The drive back to the mansion is slow. Angelo is driving, and Vinny stares out the window, his expression unreadable. I rub my eyes, fighting off the exhaustion clawing at me. It’s 4 AM. I need sleep. I need to think. But fatigue weighs me down, blurring the edges of my awareness.
Through the lit streets, Maria’s image pops into my mind—handing Celeste over to Vinny like some transaction. How the hell am I supposed to protect her if my own mother is throwing her to the wolves? On the other hand Vinny behaved. I don’t know what to think anymore.
I blink, sluggish, my body aching from too many sleepless nights and too many goddamn problems.
Slumping against the door, I close my eyes, surrendering to the moment.
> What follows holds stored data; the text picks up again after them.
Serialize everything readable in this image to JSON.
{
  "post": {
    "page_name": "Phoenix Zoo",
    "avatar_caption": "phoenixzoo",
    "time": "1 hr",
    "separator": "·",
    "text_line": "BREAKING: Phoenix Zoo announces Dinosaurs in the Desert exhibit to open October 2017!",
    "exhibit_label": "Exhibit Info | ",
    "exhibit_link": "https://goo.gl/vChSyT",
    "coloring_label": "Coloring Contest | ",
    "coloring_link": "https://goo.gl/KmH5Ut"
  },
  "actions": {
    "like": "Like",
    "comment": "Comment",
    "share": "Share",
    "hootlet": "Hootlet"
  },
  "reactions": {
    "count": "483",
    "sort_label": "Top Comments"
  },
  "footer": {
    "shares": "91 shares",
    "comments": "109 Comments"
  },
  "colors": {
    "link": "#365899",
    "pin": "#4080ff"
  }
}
I catch Vinny shifting beside me out of the corner of my hazy awareness. I don’t care—until I do.
Tires screech suddenly, jerking the car sideways. My body lurches with the motion, and Angelo’s voice cuts through the air like a whip.
“Che cazzo fai?!” he shouts at another driver, his curse muffled by the glass but still loud enough to rattle my already frayed nerves.
My arms twitch in a weak, instinctive attempt at self-defense—but Vinny’s hand is already there. He braces me, one palm gripping the window frame, the other catching my shoulder with a silent strength. He steadies me without hesitation, as if it’s second nature.
His jaw is tight, eyes locked on the passing blur of night outside. He doesn’t look at me.
“What are you doing?” I mutter, narrowing my eyes, searching his face for the crack in his mask.
He shrugs, but it’s hollow—like the gesture costs him. “Nothing.”
That’s not Vinny. Not the version of him that lived to provoke, to fight, to watch me stumble.
And that’s why it hits different. Because this Vinny… the one who still protects me on reflex—that’s the one who remembers. That’s the one who scares me. Or maybe—just maybe—he confuses the hell out of me.
I lean back more confused and exhausted than ever. My muscles loosen, and my head falls back against the seat. The small, unexpected gesture gnaws at something deep inside me. It should bring comfort. It doesn’t.
The world outside fades, swallowed by the low hum of the engine as we head home.
Streetlights blur into streaks. My body relaxes, but my mind won’t.
As the darkness of sleep pulls me under, one thought clings like a splinter beneath my skin:
What the hell was that?
* * *
As we approach the mansion,I notice the outside lights are off, unusual for this time of night. The gates, which are always secured, stand slightly ajar. The air is thick with a silence that feels wrong.